User Guide

Enforcing Quorum Authentication (M of N Access Control)

The HSMs in your AWS CloudHSM cluster support quorum authentication, which is also known as M of N access control. With quorum authentication, no single user on the HSM can do quorum-controlled operations on the HSM. Instead, a minimum number of HSM users (at least 2) must cooperate to do these operations. With quorum authentication, you can add an extra layer of protection by requiring approvals from more than one HSM user.

Quorum authentication can control the following operations:

The following topics provide more information about quorum authentication in AWS CloudHSM.

Overview of Quorum Authentication

The following steps summarize the quorum authentication processes. For the specific steps and tools, see Using Quorum Authentication for Crypto Officers.

  1. Each HSM user creates an asymmetric key for signing. He or she does this outside of the HSM, taking care to protect the key appropriately.

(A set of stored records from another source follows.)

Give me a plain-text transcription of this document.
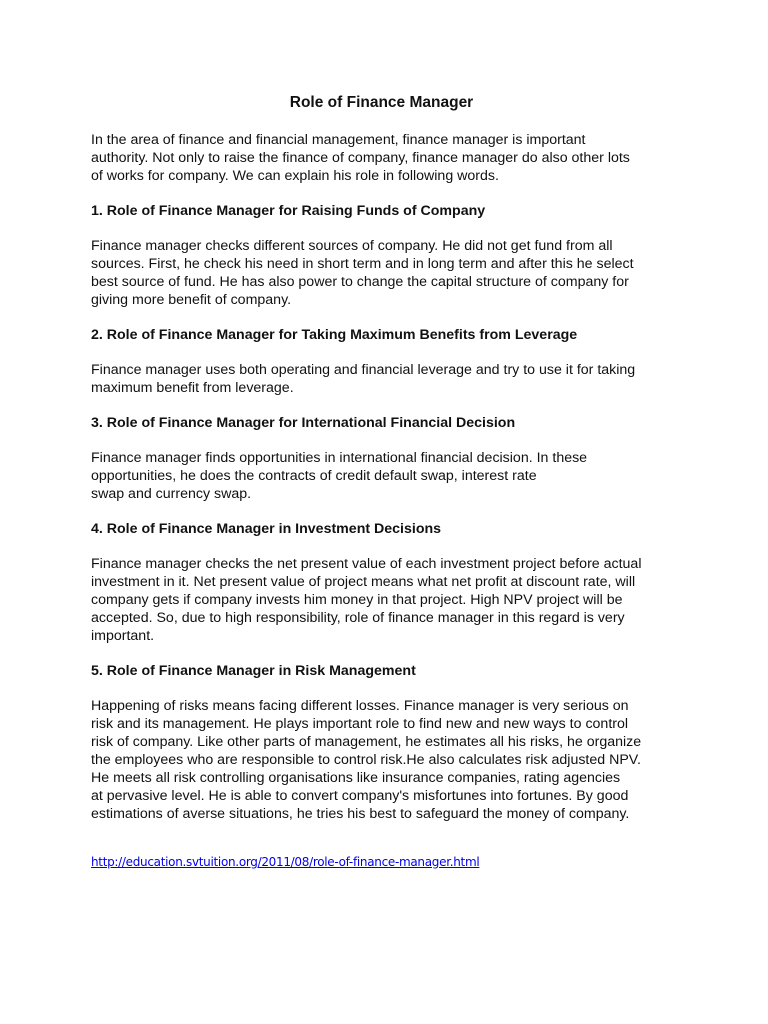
Role of Finance Manager

In the area of finance and financial management, finance manager is important
authority. Not only to raise the finance of company, finance manager do also other lots
of works for company. We can explain his role in following words.

1. Role of Finance Manager for Raising Funds of Company

Finance manager checks different sources of company. He did not get fund from all
sources. First, he check his need in short term and in long term and after this he select
best source of fund. He has also power to change the capital structure of company for
giving more benefit of company.

2. Role of Finance Manager for Taking Maximum Benefits from Leverage

Finance manager uses both operating and financial leverage and try to use it for taking
maximum benefit from leverage.

3. Role of Finance Manager for International Financial Decision

Finance manager finds opportunities in international financial decision. In these
opportunities, he does the contracts of credit default swap, interest rate
swap and currency swap.

4. Role of Finance Manager in Investment Decisions

Finance manager checks the net present value of each investment project before actual
investment in it. Net present value of project means what net profit at discount rate, will
company gets if company invests him money in that project. High NPV project will be
accepted. So, due to high responsibility, role of finance manager in this regard is very
important.

5. Role of Finance Manager in Risk Management

Happening of risks means facing different losses. Finance manager is very serious on
risk and its management. He plays important role to find new and new ways to control
risk of company. Like other parts of management, he estimates all his risks, he organize
the employees who are responsible to control risk.He also calculates risk adjusted NPV.
He meets all risk controlling organisations like insurance companies, rating agencies
at pervasive level. He is able to convert company's misfortunes into fortunes. By good
estimations of averse situations, he tries his best to safeguard the money of company.

http://education.svtuition.org/2011/08/role-of-finance-manager.html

  2. Each HSM user logs in to the HSM and registers the public part of his or her signing key (the public key) with the HSM.

  3. When an HSM user wants to do a quorum-controlled operation, he or she logs in to the HSM and gets a quorum token.

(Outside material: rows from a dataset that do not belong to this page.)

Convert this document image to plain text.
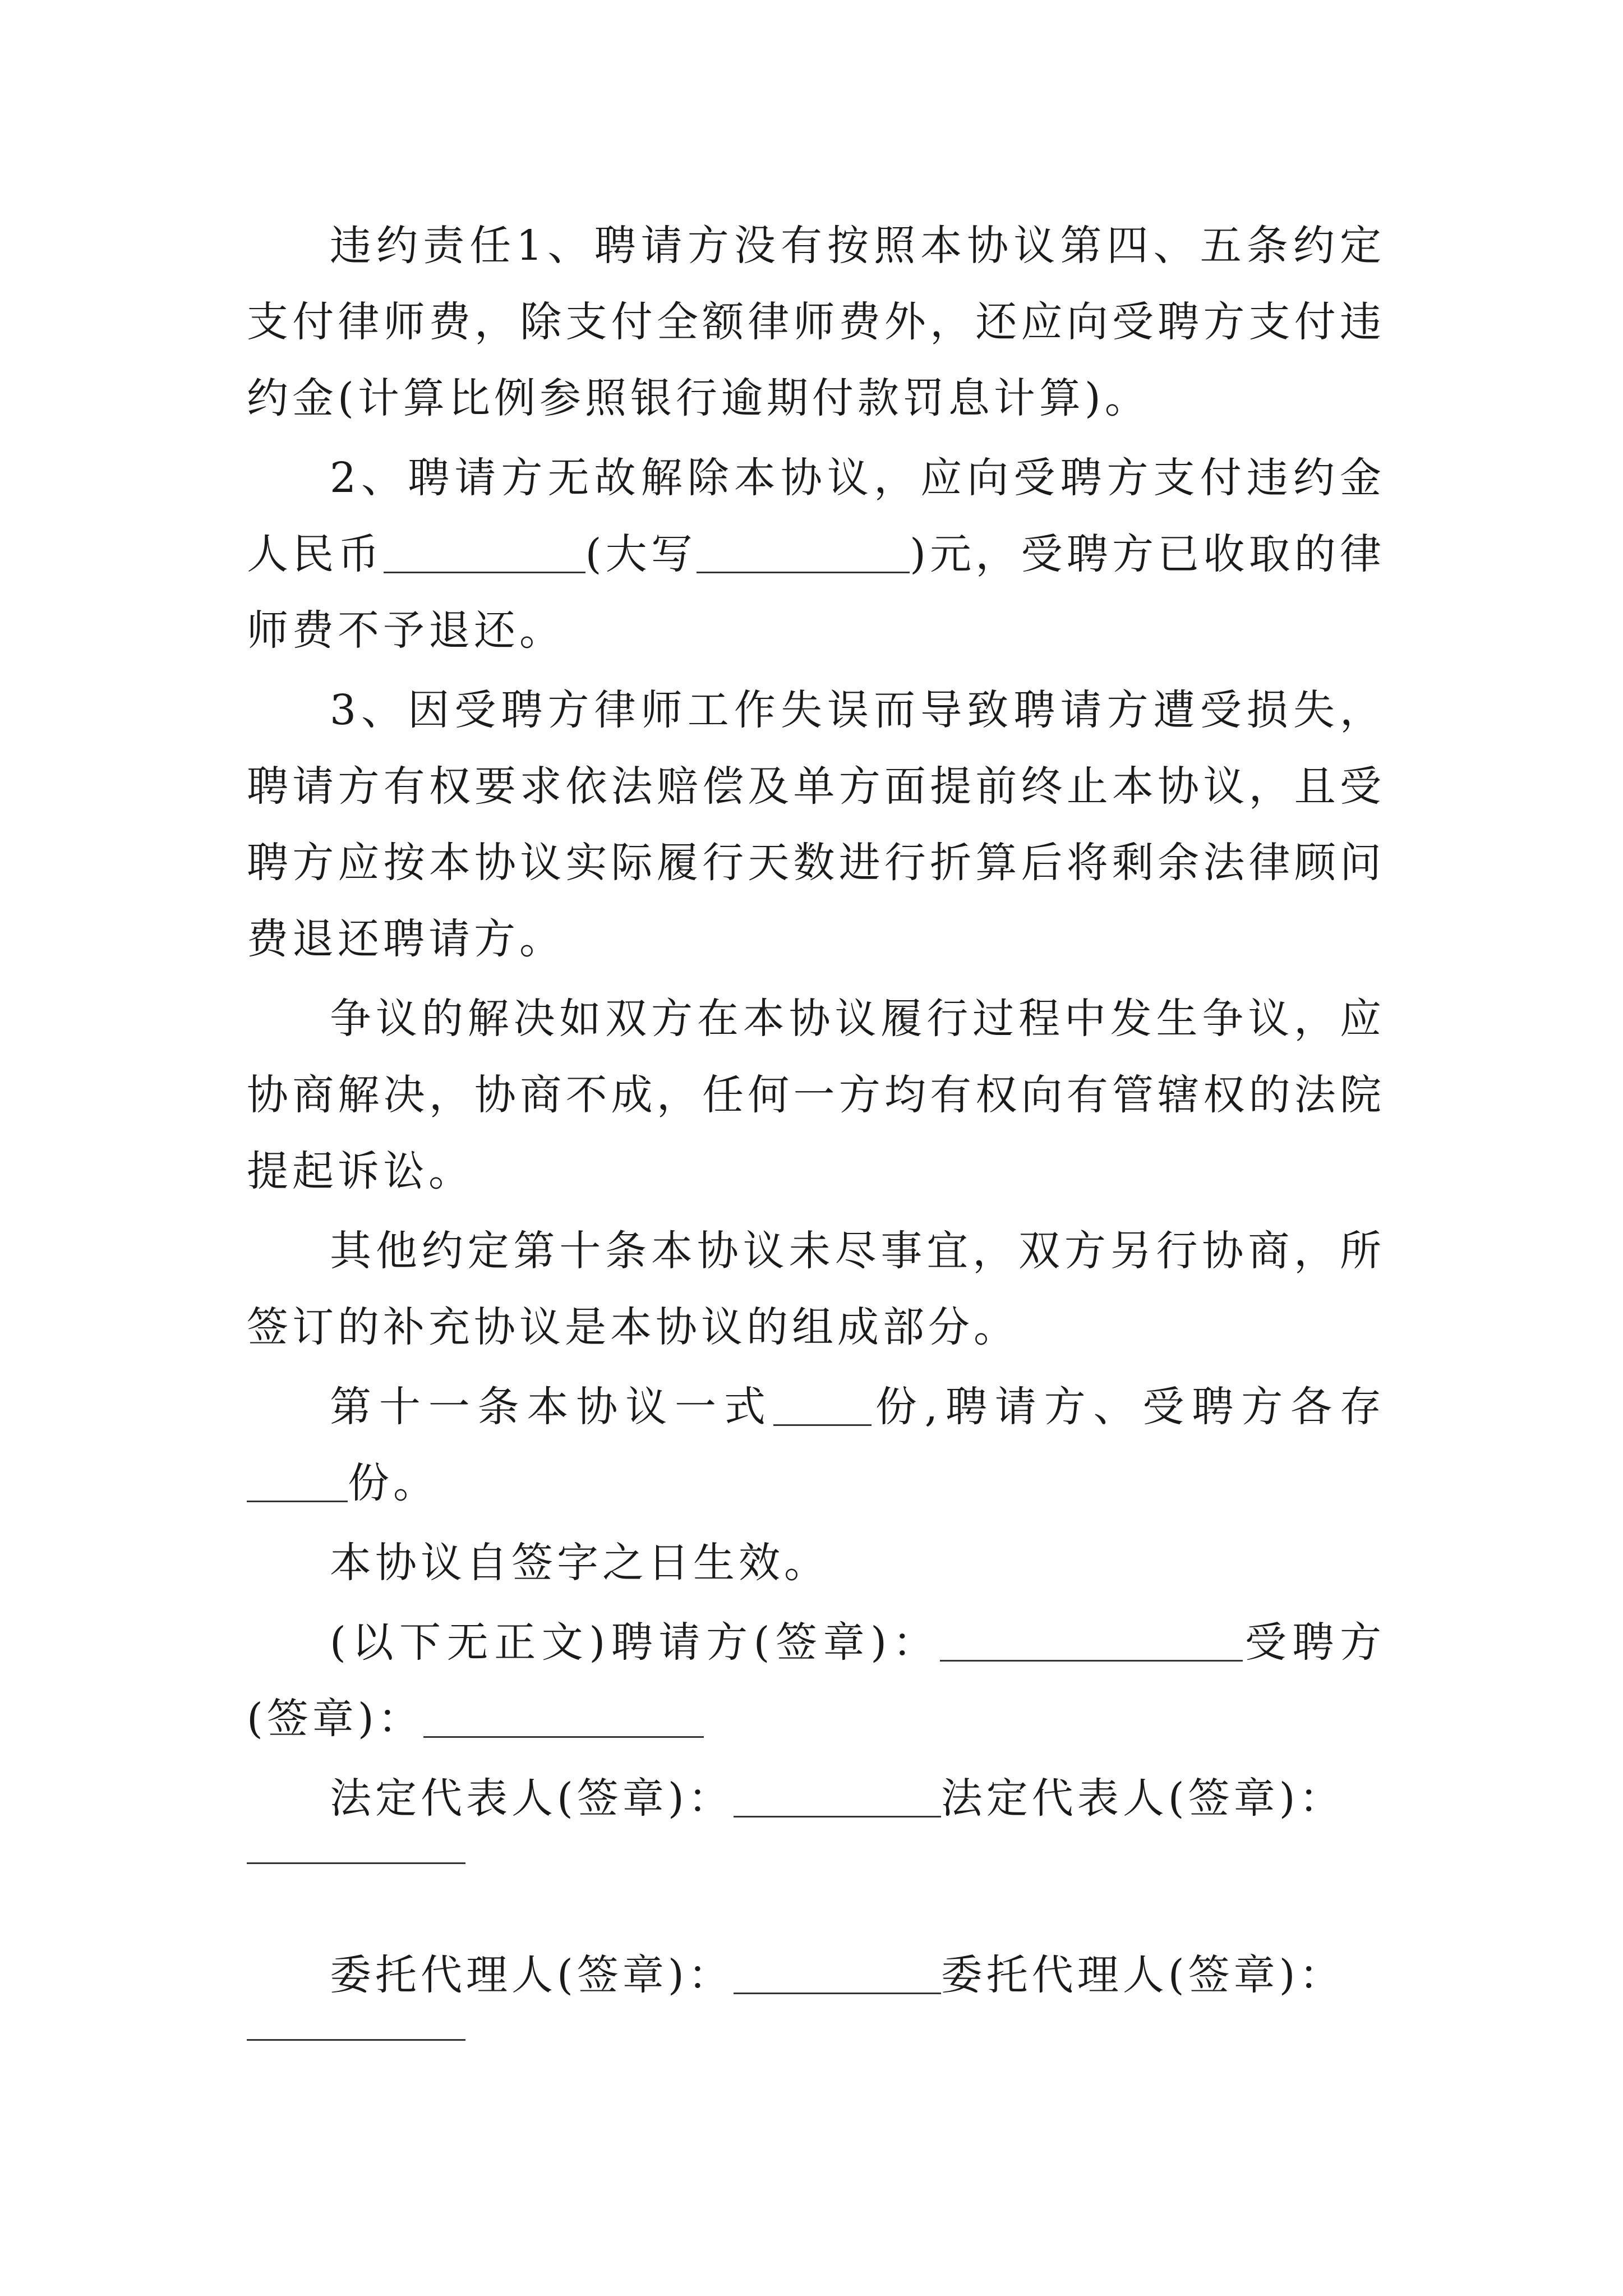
违约责任1、聘请方没有按照本协议第四、五条约定支付律师费，除支付全额律师费外，还应向受聘方支付违约金(计算比例参照银行逾期付款罚息计算)。

2、聘请方无故解除本协议，应向受聘方支付违约金人民币	(大写	)元，受聘方已收取的律师费不予退还。

3、因受聘方律师工作失误而导致聘请方遭受损失，聘请方有权要求依法赔偿及单方面提前终止本协议，且受聘方应按本协议实际履行天数进行折算后将剩余法律顾问费退还聘请方。

争议的解决如双方在本协议履行过程中发生争议，应协商解决，协商不成，任何一方均有权向有管辖权的法院提起诉讼。

其他约定第十条本协议未尽事宜，双方另行协商，所签订的补充协议是本协议的组成部分。

第十一条本协议一式 份,聘请方、受聘方各存份。

本协议自签字之日生效。

(以下无正文)聘请方(签章)：	受聘方(签章)：

法定代表人(签章)：	法定代表人(签章)：

委托代理人(签章)：	委托代理人(签章)：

  4. The HSM user gives the quorum token to one or more other HSM users and asks for their approval.

  5. The other HSM users approve by using their keys to cryptographically sign the quorum token. This occurs outside the HSM.

  6. When the HSM user has the required number of approvals, he or she logs in to the HSM and gives the quorum token and approvals (signatures) to the HSM.

  7. The HSM uses the registered public keys of each signer to verify the signatures. If the signatures are valid, the HSM approves the token.

  8. The HSM user can now do a quorum-controlled operation.

Additional Details about Quorum Authentication

Note the following additional information about using quorum authentication in AWS CloudHSM.

  • An HSM user can sign his or her own quorum token—that is, the requesting user can provide one of the required approvals for quorum authentication.

  • You choose the minimum number of quorum approvers for quorum-controlled operations. The smallest number you can choose is two (2). For HSM user management operations by COs, the largest number you can choose is twenty (20). For cryptographic operations by CUs, the largest number you can choose is eight (8).

  • The HSM can store up to 1024 quorum tokens. If the HSM already has 1024 tokens when you try to create a new one, the HSM purges one of the expired tokens. By default, tokens expire ten minutes after their creation.